Satisfied with the initial findings, the medical center eventually installed the luminaries in additional operating rooms, allowing the supplemental protection the lighting provided to shine even more.
It’s now been more than six years — and one global pandemic — since the luminaires with 405nm technology have been installed in operating rooms at the medical center, and things are going as well as one could hope.
Murrell feels confident that MRMC can live up to its lofty goals since the changes were made in 2016. Her confidence is justified with the medical center averaging well under one post-hip replacement infection a year since the light has been put in place. There hadn’t been a single infection after a hip replacement procedure at the center between early 2021 and when Murrell was interviewed in September.

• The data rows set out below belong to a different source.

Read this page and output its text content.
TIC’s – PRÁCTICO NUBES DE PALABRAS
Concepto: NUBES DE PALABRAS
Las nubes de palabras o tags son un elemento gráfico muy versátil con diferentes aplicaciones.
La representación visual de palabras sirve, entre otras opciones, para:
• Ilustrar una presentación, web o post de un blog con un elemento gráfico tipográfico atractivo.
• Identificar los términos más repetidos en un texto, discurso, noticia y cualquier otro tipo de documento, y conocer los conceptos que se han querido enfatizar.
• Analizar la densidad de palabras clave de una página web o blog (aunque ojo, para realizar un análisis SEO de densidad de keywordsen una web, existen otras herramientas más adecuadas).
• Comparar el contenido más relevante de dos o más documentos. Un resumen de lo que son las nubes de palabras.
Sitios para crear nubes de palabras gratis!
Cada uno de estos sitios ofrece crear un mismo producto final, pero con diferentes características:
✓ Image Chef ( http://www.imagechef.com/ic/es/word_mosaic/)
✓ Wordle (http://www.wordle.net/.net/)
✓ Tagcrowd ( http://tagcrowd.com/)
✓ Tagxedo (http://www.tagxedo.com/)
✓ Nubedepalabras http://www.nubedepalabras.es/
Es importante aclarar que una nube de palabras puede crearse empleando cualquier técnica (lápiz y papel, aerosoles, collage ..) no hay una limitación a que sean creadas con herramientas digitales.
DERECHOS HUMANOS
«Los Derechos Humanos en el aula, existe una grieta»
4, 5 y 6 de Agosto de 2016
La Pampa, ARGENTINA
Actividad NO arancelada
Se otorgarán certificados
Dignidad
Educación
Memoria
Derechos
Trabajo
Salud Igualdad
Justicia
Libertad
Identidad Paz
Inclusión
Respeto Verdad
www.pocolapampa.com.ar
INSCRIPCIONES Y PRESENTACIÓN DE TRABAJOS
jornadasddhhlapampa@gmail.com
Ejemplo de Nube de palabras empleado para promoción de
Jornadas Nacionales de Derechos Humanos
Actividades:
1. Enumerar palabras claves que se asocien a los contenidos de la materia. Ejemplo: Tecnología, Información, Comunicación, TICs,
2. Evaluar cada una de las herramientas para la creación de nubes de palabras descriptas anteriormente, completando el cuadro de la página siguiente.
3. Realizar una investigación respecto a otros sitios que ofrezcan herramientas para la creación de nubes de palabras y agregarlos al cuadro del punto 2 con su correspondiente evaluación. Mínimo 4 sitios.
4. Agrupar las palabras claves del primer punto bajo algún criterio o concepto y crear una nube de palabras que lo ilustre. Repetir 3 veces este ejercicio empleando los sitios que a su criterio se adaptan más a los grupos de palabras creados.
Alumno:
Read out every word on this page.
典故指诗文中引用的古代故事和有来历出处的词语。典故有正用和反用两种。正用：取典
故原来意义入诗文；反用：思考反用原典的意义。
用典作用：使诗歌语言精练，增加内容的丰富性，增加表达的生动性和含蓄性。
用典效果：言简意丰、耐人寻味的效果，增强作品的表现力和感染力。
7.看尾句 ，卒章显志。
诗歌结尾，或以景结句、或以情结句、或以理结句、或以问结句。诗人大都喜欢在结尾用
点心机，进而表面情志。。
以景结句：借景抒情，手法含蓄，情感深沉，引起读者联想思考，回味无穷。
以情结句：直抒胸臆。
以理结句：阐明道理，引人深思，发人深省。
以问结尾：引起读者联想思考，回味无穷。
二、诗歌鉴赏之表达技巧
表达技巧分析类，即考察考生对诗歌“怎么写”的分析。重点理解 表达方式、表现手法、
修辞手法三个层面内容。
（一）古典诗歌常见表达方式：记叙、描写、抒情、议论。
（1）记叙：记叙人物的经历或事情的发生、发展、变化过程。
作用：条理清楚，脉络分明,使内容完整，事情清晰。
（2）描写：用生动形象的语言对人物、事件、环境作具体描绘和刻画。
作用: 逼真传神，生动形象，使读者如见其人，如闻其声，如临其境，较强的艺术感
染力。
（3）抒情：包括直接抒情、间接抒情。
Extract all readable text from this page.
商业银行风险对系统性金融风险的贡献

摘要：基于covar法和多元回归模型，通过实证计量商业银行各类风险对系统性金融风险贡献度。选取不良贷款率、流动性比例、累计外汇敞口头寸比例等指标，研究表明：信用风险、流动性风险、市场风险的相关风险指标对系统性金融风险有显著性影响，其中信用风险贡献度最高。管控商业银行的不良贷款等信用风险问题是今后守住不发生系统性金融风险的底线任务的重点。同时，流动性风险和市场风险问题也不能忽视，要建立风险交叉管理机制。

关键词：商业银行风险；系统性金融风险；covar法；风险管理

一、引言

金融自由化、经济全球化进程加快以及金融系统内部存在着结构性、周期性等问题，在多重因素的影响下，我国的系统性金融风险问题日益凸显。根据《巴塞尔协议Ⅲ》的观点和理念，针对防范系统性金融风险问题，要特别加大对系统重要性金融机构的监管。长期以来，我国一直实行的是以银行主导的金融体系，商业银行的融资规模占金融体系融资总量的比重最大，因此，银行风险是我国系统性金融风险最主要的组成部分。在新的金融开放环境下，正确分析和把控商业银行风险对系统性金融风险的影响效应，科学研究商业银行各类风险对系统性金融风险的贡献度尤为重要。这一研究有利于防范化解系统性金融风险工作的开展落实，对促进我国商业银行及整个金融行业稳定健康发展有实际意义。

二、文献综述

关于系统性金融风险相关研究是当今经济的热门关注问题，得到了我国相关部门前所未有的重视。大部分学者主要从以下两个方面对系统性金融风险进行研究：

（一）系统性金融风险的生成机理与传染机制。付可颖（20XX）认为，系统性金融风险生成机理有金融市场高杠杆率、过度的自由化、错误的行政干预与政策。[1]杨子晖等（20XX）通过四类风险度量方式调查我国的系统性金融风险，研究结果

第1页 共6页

Before that, there hadn’t been one such infection since November of 2019.
“I think that’s putting us well on our way to zero infections for hips,” Murrell says.
While the medical center is impressed with how great an asset the luminaires have been in its fight against HAIs, staff has been pleasantly surprised by promising studies suggesting the lights might also be a help in fighting off other dangers. For example, a group of microbiologists wrote in their paper published in the September 2021 edition of “Scientific Reports” that lipid-enveloped respiratory pathogens like SARS-CoV-2 and influenza A appear susceptible to 405nm visible light.
“Our results support further exploration of the use of visible light technology for the application of continuous decontamination in occupied areas within hospitals and/or infectious disease laboratories, specifically for the inactivation of respiratory pathogens such as SARS-CoV-2 and influenza A,” the authors wrote.
“I think that there are many more opportunities for the light’s use when you consider that it has since been shown to kill SARS-COV-2 and (influenza A),” Murrell says.
Should further research prove that 405nm technology can incapacitate even more pathogens, the medical center will be grateful. However, the benefits staff and patients have received as a result of the medical center’s project are enough to prove the correct decision was made.
Jake Meister is a freelance writer based in Milwaukee, Wisconsin.